Share via


A distributed systems' logical data model

There's lots of different ways to describe data.  I've seen data models that attempt to describe, conceptually, all of the data relationships for lines of business, marketing programs, fulfillment programs, etc.  Conceptual data models are useful, primarily because they give you a starting point to work with the business to first understand, and then communicate, how the data can represent the business' requirements.

Normally, when creating a system, we drop down to a logical data model for that system.  We indicate the "data on the inside" and the "data on the outside".  Effectively, the diagram starts with a large 'box'.  Inside the box are entities needed by the application.  Outside are the entities that come from somewhere else but are referenced by the application.

One challenge, however, that appears to be stumping one of my team mates is how to create the conceptual model when there is not one system, but two or three systems that communicate.  Effectively, we are talking about a distributed system, with distributed data.  The data is not distributed because of geography, but rather in order to foster loose coupling.

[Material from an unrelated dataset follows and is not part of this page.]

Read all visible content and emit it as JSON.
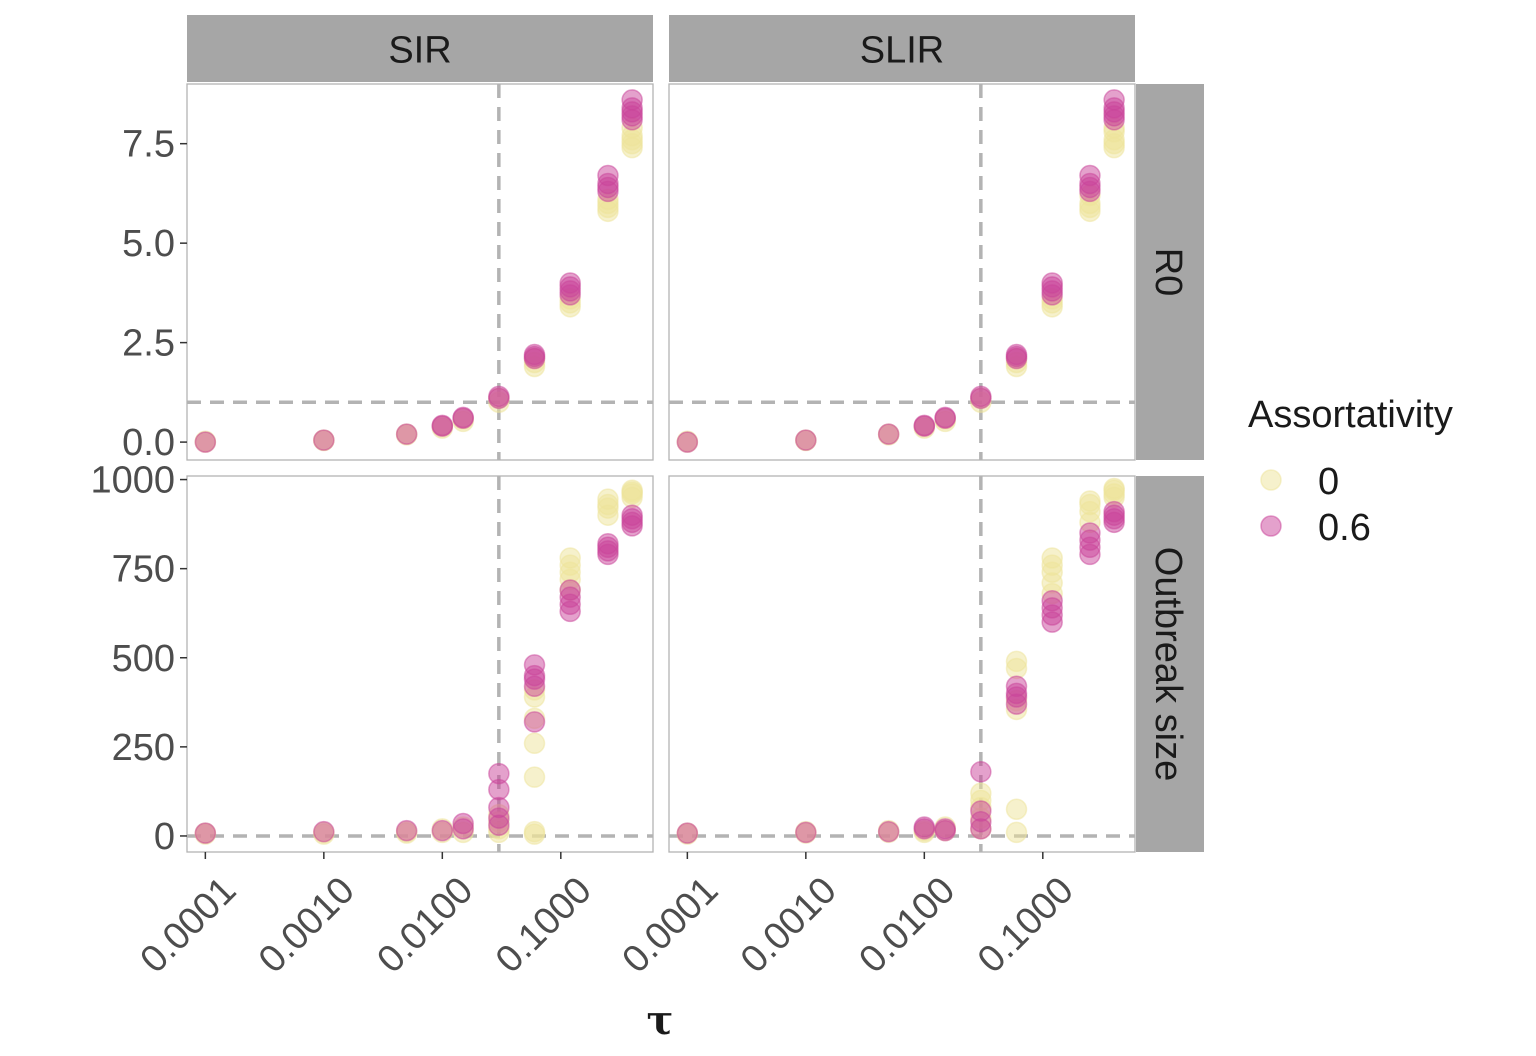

This is a different way to look at the design of a system than is typically seen, but I feel pretty strongly that it is an important aspect, and one that we need to be fairly formal about.

I approach the systems from the standpoint of the business processes first, and the use cases second.  For example, if you are creating a system that facilitates the creation of a standard business contract, it is entirely reasonable to break down the process into steps, where each step is performed by different roles. 

First step would be to define a marketing or fulfillment program that the contract will be tied to.  Second would be to create legal clauses that can be fit into the document.  Third would be to create a template with rules for how the clauses are to be assembled for the particular contract type, and fourth would be to create the contract itself.  Different people perform each step.  Each step has distinct responsibilities.  You could, if you wish, create a seperate system for each.  In a SOA world, I think that you would create a set of services for each.

Each set of services is, in itself, an independent system.  In order to remain decoupled, the data may be referential, but not coupled.  Therefore, you may need to add a customer before you add an invoice, but there is NO reason that adding a customer should create data records directly in the order management database (I'm being a purist... Master Data Management is the 'reality' behind this situation).

So, if you are a developer who is used to creating a database with every bit of data that you think you will need in it, it can be quite a change to create not one, but many databases, bound together by master data that is copied locally on demand, and kept up to date by a cache engine (MDM).

Now, take one of those developers and ask him or her to create a data model that illustrates not "data on the inside" but "data in each room".  That requires a different kind of thinking... because now, the problem of 'master data' becomes visible (and a little painful).

In this model, the Product data is brought across both for invoices and for shipments, but is it really the Product data that is in the shipments, or is it product and lot data.  In other words, it is one thing to ask "who did we ship soap to," and another thing altogether to ask "who did we ship Lot 41 of tainted beef to?"

This distinction, between product and lot, becomes particular visible when you model your systems this way, but more importantly, you can see the lines that cross the boundary between systems, and you can place services on each line: get product, get lot, get invoice, get shipment

When designing the database, you will need to use a replication or cache or transactional store to insure referential integrity.